Rasheed Araeen’s Studies for Guftugu series (A Conversation Between Al Baruni and Ibn Sina), 2012-14
London’s Troubadour Café was a hub for artists, writers and progressive thinkers in the 1970s. They gathered there and shared their unhatched political and creative ideas with each other. It was in this café in 1974, amid jazz, poetry and multilingual voices, that Mahmood Jamal, a 20-something poet, met fellow Pakistani artist Rasheed Araeen. Jamal had been in London for just a handful of years and Araeen at the time was working as a civil engineering assistant at British Petroleum.
Although a graduate of Karachi’s NED University, Araeen was anything but your typical introverted science whiz. From an early age, he had an aptitude for drawing and sculpture but was hampered by a lack of facilities to nurture his talent in Karachi. He dreamt of being an artist and breaking the stereotypical art practices expected of and imposed onto non-white artists.
After immigrating to London in the 1960s, Araeen plunged himself into initiatives which worked towards obtaining equal rights for people of colour. He was a passionate member of the Black Workers Movement. He also collaborated with several outspoken activists from Artists for Democracy, a voluntary group created to challenge the exclusionary and discriminatory policies of art institutions and to liberate artists from racial categorisations.
Jamal recalls his early encounters with Araeen while sitting at London’s Chelsea Space gallery, which recently exhibited Araeen’s works along with those of British artist Peter Fillingham. “When I first met him I wasn’t too sure if Rasheed liked me or even liked my writing but when he asked me to be a co-editor of the Black Phoenix magazine which he founded in 1978, I felt very honoured to have gained his trust,” Jamal says. “Rasheed has always been very perceptive and has influenced me in many ways.”
The Black Phoenix magazine is now a revered bimonthly academic journal and has been renamed as Third Text. It surveys art around the world in alliance with artists who critically look into the Eurocentric and western hegemony of art, academia and information distribution. Araeen is responsible for a great number of similar initiatives aimed at expanding inclusivity within the art world.
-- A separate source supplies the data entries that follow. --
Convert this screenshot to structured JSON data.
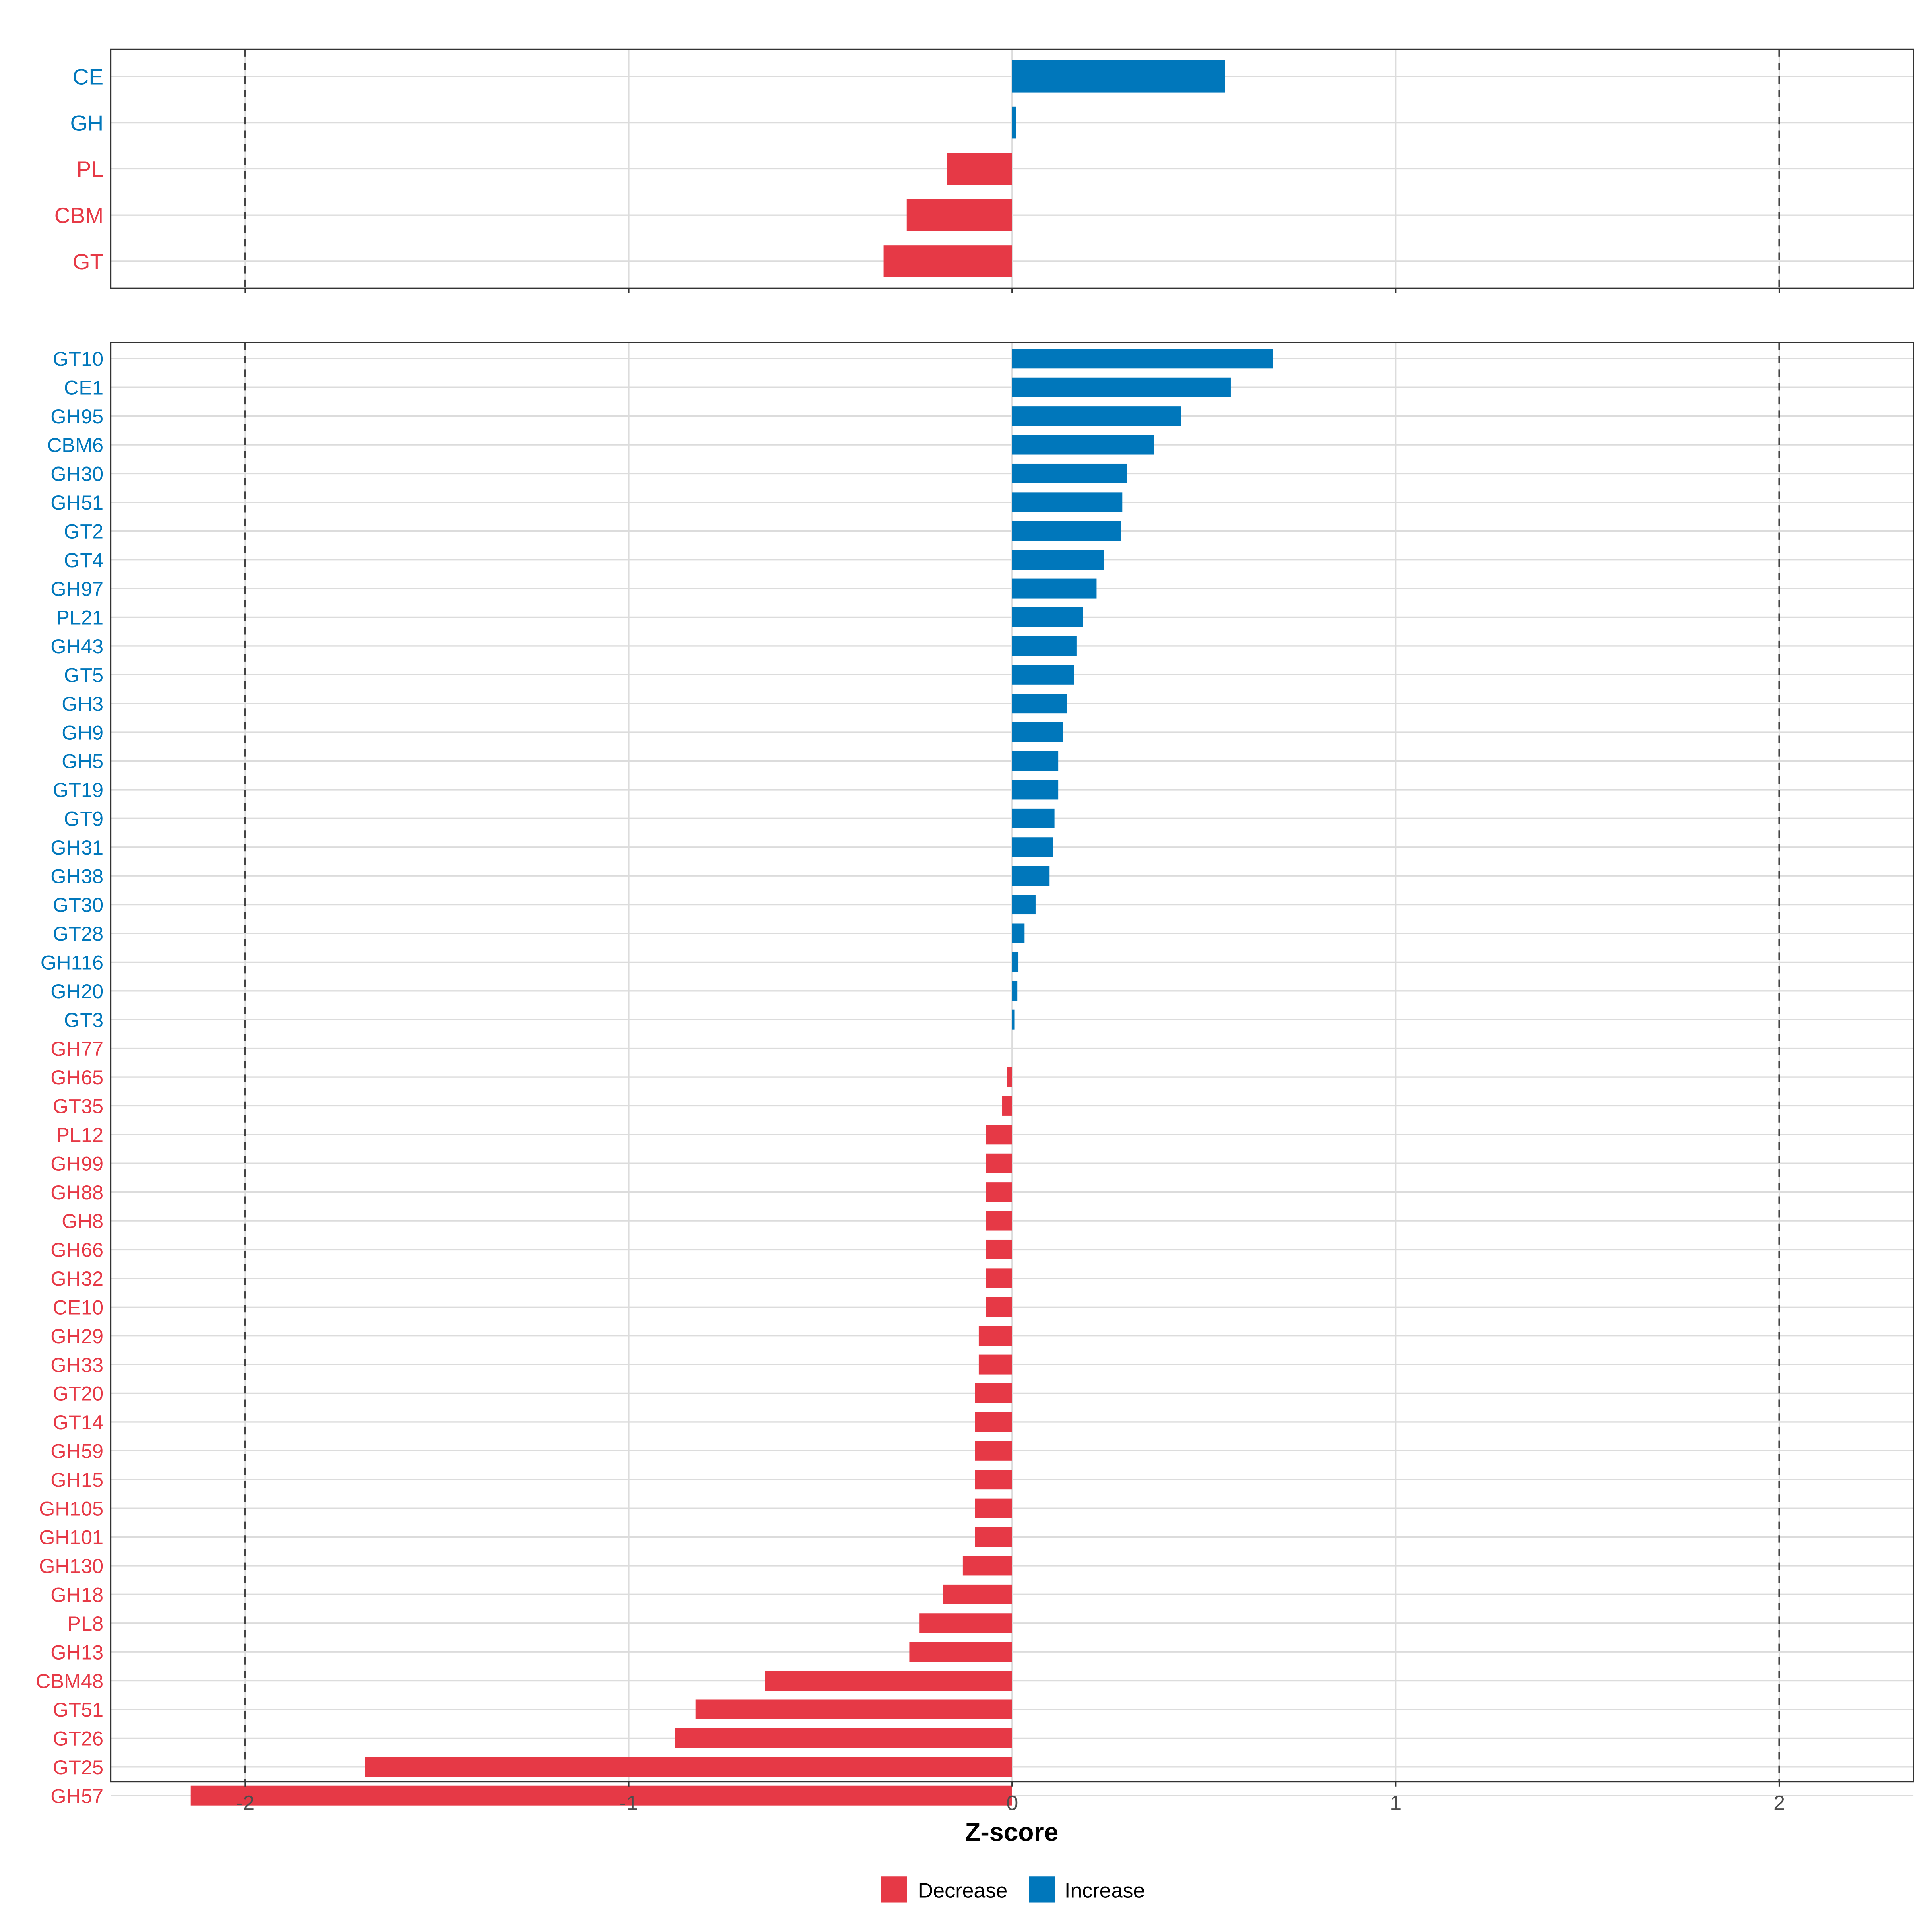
{
  "colors": {
    "Decrease": "#E63946",
    "Increase": "#0077BB"
  },
  "chart_data": [
    {
      "type": "bar",
      "orientation": "horizontal",
      "panel": "top",
      "categories": [
        "CE",
        "GH",
        "PL",
        "CBM",
        "GT"
      ],
      "values": [
        0.555,
        0.01,
        -0.17,
        -0.275,
        -0.335
      ],
      "xlim": [
        -2.35,
        2.35
      ],
      "reference_lines": [
        -2,
        2
      ],
      "grid": true
    },
    {
      "type": "bar",
      "orientation": "horizontal",
      "panel": "bottom",
      "categories": [
        "GT10",
        "CE1",
        "GH95",
        "CBM6",
        "GH30",
        "GH51",
        "GT2",
        "GT4",
        "GH97",
        "PL21",
        "GH43",
        "GT5",
        "GH3",
        "GH9",
        "GH5",
        "GT19",
        "GT9",
        "GH31",
        "GH38",
        "GT30",
        "GT28",
        "GH116",
        "GH20",
        "GT3",
        "GH77",
        "GH65",
        "GT35",
        "PL12",
        "GH99",
        "GH88",
        "GH8",
        "GH66",
        "GH32",
        "CE10",
        "GH29",
        "GH33",
        "GT20",
        "GT14",
        "GH59",
        "GH15",
        "GH105",
        "GH101",
        "GH130",
        "GH18",
        "PL8",
        "GH13",
        "CBM48",
        "GT51",
        "GT26",
        "GT25",
        "GH57"
      ],
      "values": [
        0.68,
        0.57,
        0.44,
        0.37,
        0.3,
        0.287,
        0.284,
        0.24,
        0.22,
        0.184,
        0.168,
        0.161,
        0.142,
        0.132,
        0.12,
        0.12,
        0.11,
        0.106,
        0.097,
        0.061,
        0.032,
        0.016,
        0.013,
        0.006,
        0.0,
        -0.013,
        -0.026,
        -0.068,
        -0.068,
        -0.068,
        -0.068,
        -0.068,
        -0.068,
        -0.068,
        -0.087,
        -0.087,
        -0.097,
        -0.097,
        -0.097,
        -0.097,
        -0.097,
        -0.097,
        -0.129,
        -0.18,
        -0.242,
        -0.268,
        -0.645,
        -0.826,
        -0.88,
        -1.687,
        -2.142
      ],
      "xlim": [
        -2.35,
        2.35
      ],
      "xticks": [
        -2,
        -1,
        0,
        1,
        2
      ],
      "xtick_labels": [
        "-2",
        "-1",
        "0",
        "1",
        "2"
      ],
      "xlabel": "Z-score",
      "reference_lines": [
        -2,
        2
      ],
      "grid": true
    }
  ],
  "legend": {
    "position": "bottom",
    "items": [
      "Decrease",
      "Increase"
    ]
  }
}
Chelsea Space is ideally located for a gallery. As a part of the Chelsea College of Arts campus in London, it is situated next door to the Tate Britain museum that is frequented by students, academics and tourists from all over the world. Perhaps the most inviting feature of the gallery – which is also emblematic of any multifunctional space – is a large glass window at the front of the exhibiting space that overlooks the college’s central grounds.
Chelsea Space is also well-suited to display the works of an artist like Araeen who has always challenged exclusionary practices of the western art world. The gallery’s defining ethos is to venture into collaborations across mediums and among artists coming from different backgrounds in order to ensure and promote inclusivity.
It was Donald Smith, director of exhibitions at Chelsea Space, who first came up with the idea of a collaborative exhibition involving Araeen and Fillingham perhaps because of the fact that the two artists do not just have different origins but are also born in entirely different eras and milieus. The idea of putting up their works together, however, was not entirely novel. They, indeed, have worked together in the past within Araeen’s studio in London.
Smith, who has known Fillingham for over 30 years, says Araeen, at the age of 83, is no stranger to the art world even though he encountered many hurdles to find representation in European and British galleries in his early days and struggled to garner support for his work. Fillingham, almost 30 years junior to Araeen, is a former head of 3D Pathway (Sculpture) at Central St Martins, a college at the University of Arts, London, as well as a former chair of Fine Arts at Parsons Paris. According to his own website, he is recognised for creating “site-specific, object-based installations” and arranging artistic events on the peripheries of perceived cultural epicentres” and thereby has been “able to introduce those places – and art – to broader audiences”.
The two artists have an evidently similar approach to making their art. They focus on creating sculptures and images through lines, bars, blocks and grids and their works have a high social quotient. Their art is also incomplete without an audience that feels it, walks around it and imagines the endless possibilities of its constituent parts. When one walked around the exhibits at Chelsea Space, their most obvious feature was their resemblance to construction sites and architectural design. Geometrical shapes and patterns on display looked like floor tiles and wall hangings but infused with meanings through contrasting colouring. Construction blocks and multicolour scaffoldings similarly stood next to each other in a seamless visual harmony in the gallery.